Lors d’une séance ultérieure, Bertrand rapporte un rêve qui revient de façon récurrente depuis son adolescence. Il se voit avec une femme dont il se rapproche et à peine son pénis entre en contact avec le sexe de la femme que le sperme s’écoule lentement sans qu’il ne puisse rien faire pour l’empêcher.

Après plusieurs séances, Bertrand se rappelle peu à peu que lorsqu’il était tout petit sa mère avait l’habitude de lui tenir le sexe pour le faire uriner dans le pot. Il croit se rappeler également que pendant toute cette période il n’arrivait pas à uriner si sa mère ne lui tenait pas le pénis, c’est le contact de la main qui déclenchait l’émission d’urine.

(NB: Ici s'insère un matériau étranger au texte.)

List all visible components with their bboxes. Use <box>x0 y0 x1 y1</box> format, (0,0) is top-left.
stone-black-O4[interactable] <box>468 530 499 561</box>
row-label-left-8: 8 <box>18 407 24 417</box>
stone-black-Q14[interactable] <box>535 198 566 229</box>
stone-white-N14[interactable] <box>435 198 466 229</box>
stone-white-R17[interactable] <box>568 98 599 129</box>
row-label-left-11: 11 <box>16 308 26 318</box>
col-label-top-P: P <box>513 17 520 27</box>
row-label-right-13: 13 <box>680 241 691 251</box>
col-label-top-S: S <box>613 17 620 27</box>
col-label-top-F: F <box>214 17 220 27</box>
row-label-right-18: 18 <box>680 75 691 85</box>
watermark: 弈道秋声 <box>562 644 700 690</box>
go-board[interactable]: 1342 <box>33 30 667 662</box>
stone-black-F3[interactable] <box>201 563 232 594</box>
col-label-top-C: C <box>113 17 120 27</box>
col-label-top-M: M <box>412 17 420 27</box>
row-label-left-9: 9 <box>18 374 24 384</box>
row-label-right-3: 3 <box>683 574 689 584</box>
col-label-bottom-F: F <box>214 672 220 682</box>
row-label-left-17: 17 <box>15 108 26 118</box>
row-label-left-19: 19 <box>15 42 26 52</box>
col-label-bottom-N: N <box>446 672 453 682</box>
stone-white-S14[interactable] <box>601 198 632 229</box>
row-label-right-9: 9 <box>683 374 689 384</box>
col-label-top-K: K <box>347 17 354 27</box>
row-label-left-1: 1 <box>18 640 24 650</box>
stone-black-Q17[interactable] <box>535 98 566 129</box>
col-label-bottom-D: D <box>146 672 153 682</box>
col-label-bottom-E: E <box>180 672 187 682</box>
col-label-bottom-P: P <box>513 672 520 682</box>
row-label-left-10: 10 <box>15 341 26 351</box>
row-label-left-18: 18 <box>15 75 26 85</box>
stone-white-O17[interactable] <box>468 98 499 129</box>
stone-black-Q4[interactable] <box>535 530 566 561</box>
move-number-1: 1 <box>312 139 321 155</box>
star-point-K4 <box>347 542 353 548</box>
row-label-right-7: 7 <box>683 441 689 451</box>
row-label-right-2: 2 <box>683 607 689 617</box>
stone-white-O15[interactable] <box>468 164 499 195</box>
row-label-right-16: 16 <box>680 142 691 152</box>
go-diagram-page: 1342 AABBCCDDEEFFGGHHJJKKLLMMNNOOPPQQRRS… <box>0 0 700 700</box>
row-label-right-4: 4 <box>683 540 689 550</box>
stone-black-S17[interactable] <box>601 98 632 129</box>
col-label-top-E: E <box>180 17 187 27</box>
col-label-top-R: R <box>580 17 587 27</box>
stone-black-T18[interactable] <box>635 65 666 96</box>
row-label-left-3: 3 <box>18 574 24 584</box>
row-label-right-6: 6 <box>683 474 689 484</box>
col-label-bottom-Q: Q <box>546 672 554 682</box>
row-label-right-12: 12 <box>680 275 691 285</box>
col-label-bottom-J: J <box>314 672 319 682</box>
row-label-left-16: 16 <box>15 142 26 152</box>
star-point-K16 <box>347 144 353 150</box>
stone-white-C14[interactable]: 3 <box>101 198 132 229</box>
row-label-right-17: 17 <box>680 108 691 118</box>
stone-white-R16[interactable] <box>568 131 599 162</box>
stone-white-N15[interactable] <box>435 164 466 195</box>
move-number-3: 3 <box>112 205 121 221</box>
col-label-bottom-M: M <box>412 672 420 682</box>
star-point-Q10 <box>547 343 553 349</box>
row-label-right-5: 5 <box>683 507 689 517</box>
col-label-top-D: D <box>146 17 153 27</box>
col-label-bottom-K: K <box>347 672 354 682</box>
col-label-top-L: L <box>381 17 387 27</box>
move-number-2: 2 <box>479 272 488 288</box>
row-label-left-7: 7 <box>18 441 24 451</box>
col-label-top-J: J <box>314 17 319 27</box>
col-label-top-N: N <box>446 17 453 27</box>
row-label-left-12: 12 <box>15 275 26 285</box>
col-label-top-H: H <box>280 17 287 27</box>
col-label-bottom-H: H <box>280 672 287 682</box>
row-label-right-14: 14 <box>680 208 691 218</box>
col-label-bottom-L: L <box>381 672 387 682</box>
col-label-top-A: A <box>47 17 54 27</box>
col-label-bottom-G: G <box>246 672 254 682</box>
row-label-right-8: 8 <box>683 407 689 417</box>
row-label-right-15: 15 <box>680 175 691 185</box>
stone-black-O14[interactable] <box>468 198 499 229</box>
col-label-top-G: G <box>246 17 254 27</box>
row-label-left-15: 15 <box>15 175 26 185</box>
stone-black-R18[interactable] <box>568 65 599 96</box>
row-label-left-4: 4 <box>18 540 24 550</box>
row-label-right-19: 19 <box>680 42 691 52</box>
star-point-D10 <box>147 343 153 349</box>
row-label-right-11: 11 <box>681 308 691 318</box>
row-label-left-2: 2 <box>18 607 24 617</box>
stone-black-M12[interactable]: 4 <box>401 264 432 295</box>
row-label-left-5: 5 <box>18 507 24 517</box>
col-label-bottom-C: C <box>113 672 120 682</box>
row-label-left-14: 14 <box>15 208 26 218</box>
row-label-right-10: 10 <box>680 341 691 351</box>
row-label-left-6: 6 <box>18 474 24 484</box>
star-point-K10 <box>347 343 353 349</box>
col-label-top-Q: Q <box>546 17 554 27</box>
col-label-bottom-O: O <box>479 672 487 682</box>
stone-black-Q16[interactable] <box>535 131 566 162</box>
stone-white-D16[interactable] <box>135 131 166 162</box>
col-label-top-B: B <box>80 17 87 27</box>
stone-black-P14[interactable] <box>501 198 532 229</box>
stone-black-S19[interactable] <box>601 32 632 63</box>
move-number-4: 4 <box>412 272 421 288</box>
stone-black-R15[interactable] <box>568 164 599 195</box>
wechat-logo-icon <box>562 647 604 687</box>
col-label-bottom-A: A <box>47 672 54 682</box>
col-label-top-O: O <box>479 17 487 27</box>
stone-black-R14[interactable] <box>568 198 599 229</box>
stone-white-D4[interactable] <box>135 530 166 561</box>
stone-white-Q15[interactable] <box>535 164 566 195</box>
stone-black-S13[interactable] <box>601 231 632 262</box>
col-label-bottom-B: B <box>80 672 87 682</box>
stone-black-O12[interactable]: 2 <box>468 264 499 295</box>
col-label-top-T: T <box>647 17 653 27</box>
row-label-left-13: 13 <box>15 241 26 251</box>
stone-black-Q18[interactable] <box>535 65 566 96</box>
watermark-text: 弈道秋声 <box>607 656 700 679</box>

Il fait alors le lien entre l’urine, le sperme et le contact corporel.

Pour ce patient, la peur inconsciente de l’acte sexuel tire son origine de plusieurs éléments : l’angoisse inconsciente de castration (les arbres coupés), la peur du trou dont il ne peut retirer le doigt, la scène des chiens, la parole du père (j’ai mal), la serviette tâchée de sang, la culpabilité éprouvée lors des jeux sexuels, la peur associée à la masturbation de l’adolescence et aux maladies que l’on peut attraper avec les femmes (le livre donné par le père), enfin la main de la mère sur le pénis suivi de son effet a suscité un plaisir dont la représentation a été refoulée dans l’inconscient.

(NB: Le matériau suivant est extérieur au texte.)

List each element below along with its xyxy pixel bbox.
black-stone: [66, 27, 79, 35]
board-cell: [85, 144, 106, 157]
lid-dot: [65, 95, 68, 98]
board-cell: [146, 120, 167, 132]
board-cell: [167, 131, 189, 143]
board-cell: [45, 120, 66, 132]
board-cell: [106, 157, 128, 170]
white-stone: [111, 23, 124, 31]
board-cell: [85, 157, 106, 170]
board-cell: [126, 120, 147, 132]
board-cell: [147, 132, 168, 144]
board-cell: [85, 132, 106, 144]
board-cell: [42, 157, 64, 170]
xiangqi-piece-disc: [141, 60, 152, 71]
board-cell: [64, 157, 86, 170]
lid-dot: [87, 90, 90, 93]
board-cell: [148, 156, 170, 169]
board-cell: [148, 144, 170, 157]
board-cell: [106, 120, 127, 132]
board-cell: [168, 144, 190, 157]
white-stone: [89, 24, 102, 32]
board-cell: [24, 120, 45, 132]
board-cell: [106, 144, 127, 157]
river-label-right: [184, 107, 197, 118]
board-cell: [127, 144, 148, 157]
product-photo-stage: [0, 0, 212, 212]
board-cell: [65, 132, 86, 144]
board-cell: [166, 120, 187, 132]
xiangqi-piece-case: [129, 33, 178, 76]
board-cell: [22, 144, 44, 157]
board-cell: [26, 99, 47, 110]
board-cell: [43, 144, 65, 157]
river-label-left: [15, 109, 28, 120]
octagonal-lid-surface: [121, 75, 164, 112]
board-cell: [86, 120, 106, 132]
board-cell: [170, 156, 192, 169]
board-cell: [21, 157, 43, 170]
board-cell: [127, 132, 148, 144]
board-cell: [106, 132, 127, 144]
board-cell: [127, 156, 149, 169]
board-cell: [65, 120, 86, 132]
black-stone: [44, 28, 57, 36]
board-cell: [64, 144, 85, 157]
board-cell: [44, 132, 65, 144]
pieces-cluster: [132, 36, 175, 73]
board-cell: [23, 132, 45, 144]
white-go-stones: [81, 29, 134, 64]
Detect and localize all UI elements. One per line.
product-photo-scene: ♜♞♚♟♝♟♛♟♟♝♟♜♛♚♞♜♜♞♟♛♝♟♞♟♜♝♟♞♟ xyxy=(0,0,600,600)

La peur inconsciente a un impact sur le désir de Bertrand pour les femmes en perturbant son fonctionnement psychique ; sous l’effet de cette peur, Bertrand met hors de lui-même ce désir par un mécanisme de projection inconscient et transforme l’objet désiré en objet redouté créant ainsi la phobie de rougir et une absence de désir conscient pour des femmes.

La phobie permet d’éviter à Bertrand, en provoquant sa fuite, la confrontation avec l’objet redouté consciemment (la femme) qu’il continue pourtant de désirer inconsciemment.

La phobie procède de la peur inconsciente ; elle a pour but d’empêcher le rapprochement avec une femme et lorsque ce rapprochement se réalise malgré tout, la peur provoque l’éjaculation précoce mettant ainsi un terme à l’acte sexuel dans les plus brefs délais d’autant plus qu’à cette peur se surajoute la trace inconsciente du contact avec la main de la mère.

Au bout de 2 ans d’analyse, Bertrand a pu accéder, grâce au travail de verbalisation, de remémoration et à l’analyse du transfert, à une vie sexuelle jugée satisfaisante par lui et sa compagne. Sa phobie a disparu, pourtant il éprouve encore, à certains moments, des craintes par rapport à une éventuelle rechute. C’est une des raisons pour lesquelles nous poursuivons encore le travail à ce jour.